7. Sikhidhwaja said:—I am now become an all abandoning saint, by my abandonment of all desire and every object; and wonder that I should after so long a period of my life, be awakened to my right knowledge, by the holy lectures of my heavenly child.
8. I have now become a pure and perfect unit, and quite conscious of the ineffable joy in myself; of what use and to what good, are all these appendages of my ever varying desires to me. (No temporal object, leads to our permanent good; save our own bodies, which feel the inward bliss of the soul).
9. As the knots of the chain that bind the soul to this world, are cut asunder and fall off one after another; so the mind comes to feel its quiet composure, until it attains to its ultimate rest and inaction.
10. I am quite composed, and in perfect ease with the extinction of my desires; I am joyous and rejoice in myself, that my ties are all broken and fallen off from me; and that I have at last, fully accomplished the abandonment of all things (sarva tyaga).
11. I am become as nude as the open sky, and as roofless as the vault of vacuity; I view the wide world as an expanse of vacuum, and myself as a nullity within the whole inanity; say, O divine boy! is there anything still wanting to my complete renouncement of all.

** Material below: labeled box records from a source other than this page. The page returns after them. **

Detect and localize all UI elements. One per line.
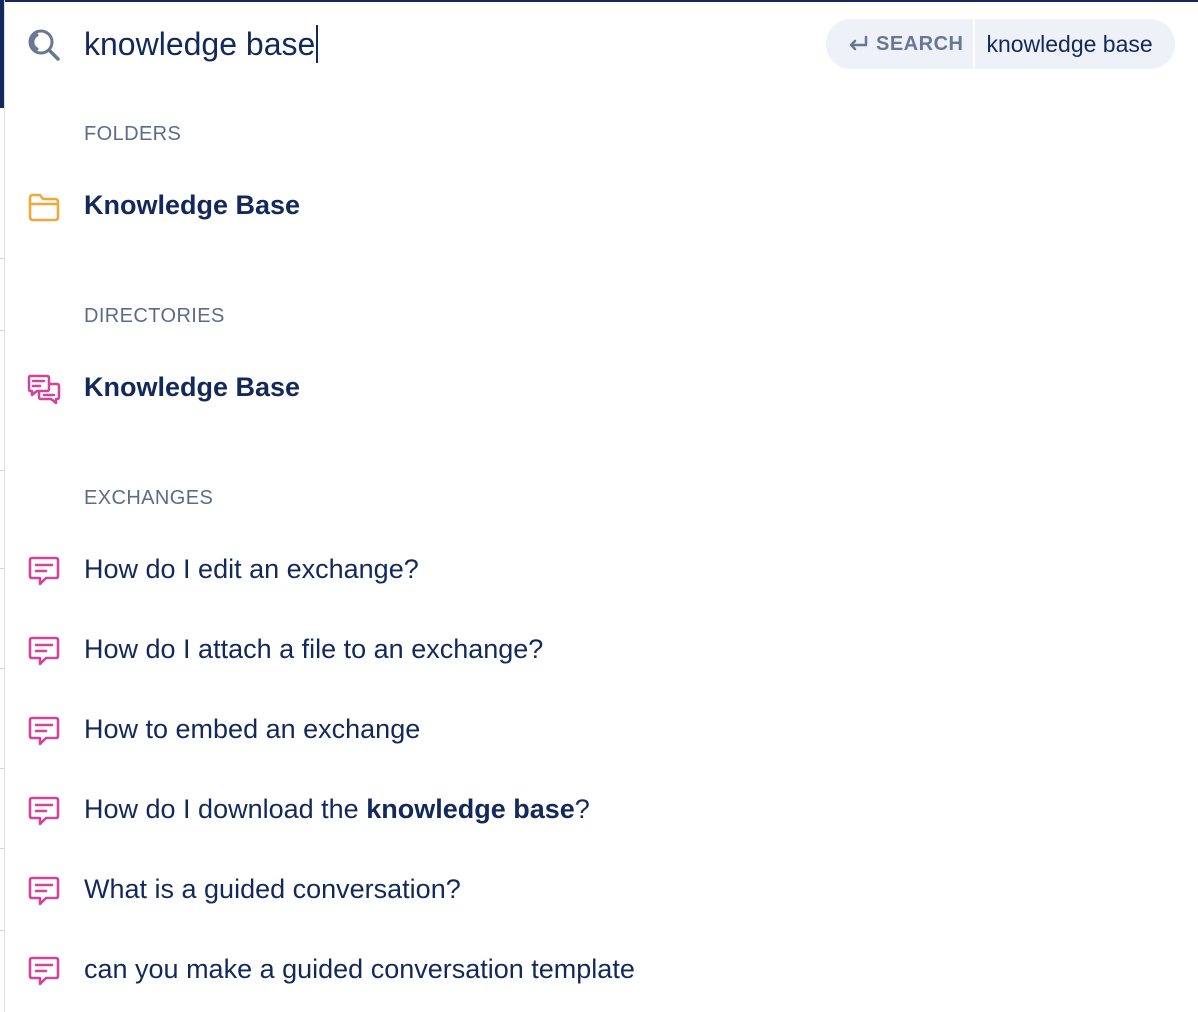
folder-result-label: Knowledge Base <box>84 190 301 220</box>
enter-key-icon <box>849 35 868 51</box>
search-submit-label: SEARCH <box>876 32 964 55</box>
search-input[interactable]: knowledge base <box>84 24 319 64</box>
exchange-result-label: What is a guided conversation? <box>84 874 461 904</box>
background-divider <box>0 668 4 669</box>
search-pill-query: knowledge base <box>986 30 1153 57</box>
background-divider <box>0 470 4 471</box>
exchange-result-label: How to embed an exchange <box>84 714 421 744</box>
label-suffix: ? <box>574 794 590 824</box>
background-divider <box>0 568 4 569</box>
directory-result-row[interactable]: Knowledge Base <box>5 360 1198 416</box>
folder-result-row[interactable]: Knowledge Base <box>5 178 1198 234</box>
exchange-result-label: How do I attach a file to an exchange? <box>84 634 544 664</box>
exchange-result-label: How do I download the knowledge base? <box>84 792 590 826</box>
search-input-value: knowledge base <box>84 26 316 62</box>
background-divider <box>0 930 4 931</box>
exchange-icon <box>27 874 61 908</box>
text-caret <box>316 25 319 63</box>
exchange-result-row[interactable]: How do I attach a file to an exchange? <box>5 622 1198 678</box>
directory-result-label: Knowledge Base <box>84 372 301 402</box>
background-divider <box>0 258 4 259</box>
search-submit-button[interactable]: SEARCH <box>826 19 976 69</box>
background-divider <box>0 768 4 769</box>
background-app-header-strip <box>0 0 4 108</box>
exchange-result-row[interactable]: can you make a guided conversation templ… <box>5 942 1198 998</box>
search-icon <box>27 28 63 62</box>
exchange-result-row[interactable]: How do I edit an exchange? <box>5 542 1198 598</box>
exchange-result-row[interactable]: How to embed an exchange <box>5 702 1198 758</box>
exchange-icon <box>27 634 61 668</box>
section-label-directories: DIRECTORIES <box>84 305 225 327</box>
folder-icon <box>27 190 61 224</box>
search-overlay-page: knowledge base SEARCH knowledge base FOL… <box>0 0 1198 1012</box>
section-label-folders: FOLDERS <box>84 123 182 145</box>
section-label-exchanges: EXCHANGES <box>84 487 214 509</box>
exchange-result-label: How do I edit an exchange? <box>84 554 419 584</box>
background-divider <box>0 848 4 849</box>
search-submit-pill: SEARCH knowledge base <box>826 19 1175 69</box>
search-bar: knowledge base SEARCH knowledge base <box>5 2 1198 90</box>
search-match-highlight: knowledge base <box>366 794 575 824</box>
exchange-icon <box>27 554 61 588</box>
exchange-result-row[interactable]: How do I download the knowledge base? <box>5 782 1198 838</box>
label-prefix: How do I download the <box>84 794 367 824</box>
background-divider <box>0 330 4 331</box>
exchange-result-row[interactable]: What is a guided conversation? <box>5 862 1198 918</box>
directory-chat-icon <box>27 372 61 406</box>
exchange-icon <box>27 794 61 828</box>
exchange-icon <box>27 954 61 988</box>
exchange-result-label: can you make a guided conversation templ… <box>84 954 635 984</box>
exchange-icon <box>27 714 61 748</box>
search-panel: knowledge base SEARCH knowledge base FOL… <box>5 0 1198 1012</box>
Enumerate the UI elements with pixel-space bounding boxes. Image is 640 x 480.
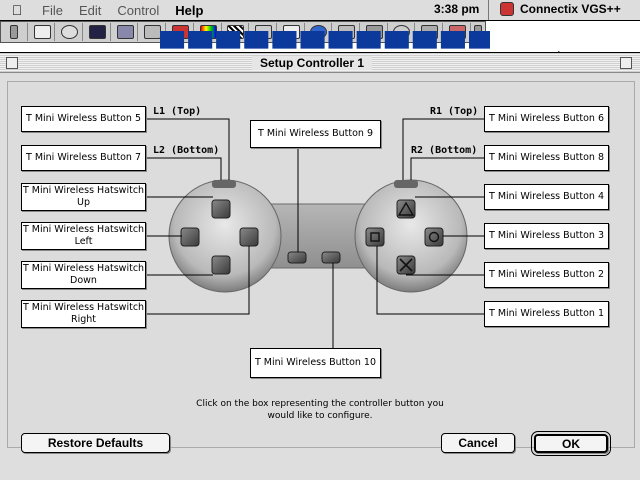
r1-mapping-box[interactable]: T Mini Wireless Button 6 <box>484 106 609 132</box>
l-shoulder-nub <box>212 180 236 188</box>
ok-button[interactable]: OK <box>531 431 611 456</box>
dpad-up-key <box>211 199 231 219</box>
start-key <box>321 251 341 264</box>
select-key <box>287 251 307 264</box>
start-mapping-box[interactable]: T Mini Wireless Button 10 <box>250 348 381 378</box>
select-mapping-box[interactable]: T Mini Wireless Button 9 <box>250 120 381 148</box>
dpad-right-key <box>239 227 259 247</box>
dpad-left-key <box>180 227 200 247</box>
triangle-mapping-box[interactable]: T Mini Wireless Button 4 <box>484 184 609 210</box>
square-mapping-box[interactable]: T Mini Wireless Button 1 <box>484 301 609 327</box>
r1-tag-label: R1 (Top) <box>430 106 479 117</box>
circle-key <box>424 227 444 247</box>
r2-tag-label: R2 (Bottom) <box>411 145 478 156</box>
circle-mapping-box[interactable]: T Mini Wireless Button 3 <box>484 223 609 249</box>
r2-mapping-box[interactable]: T Mini Wireless Button 8 <box>484 145 609 171</box>
l2-mapping-box[interactable]: T Mini Wireless Button 7 <box>21 145 146 171</box>
cross-mapping-box[interactable]: T Mini Wireless Button 2 <box>484 262 609 288</box>
left-mapping-box[interactable]: T Mini Wireless Hatswitch Left <box>21 222 146 250</box>
instruction-text: Click on the box representing the contro… <box>196 399 444 421</box>
square-key <box>365 227 385 247</box>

12. Kumbha replied:—Yet you must be aware! O prince Sikhidhwaja! that you are never released from all the bonds of this life, by your renunciation of every mortal thing; appertaining to this your mortal and transitory state of your being.
13. I see the gravity and purity of the nature of your soul, which is placed far above the reach and track of the commonality; by its abandonment of the innumerable seeds and sprouts of fond desires, which incessantly rise as thistles and thorns on the human breast. (If virtue we plant not, vice will fill the place; and the rankest weeds, the richest soils deface).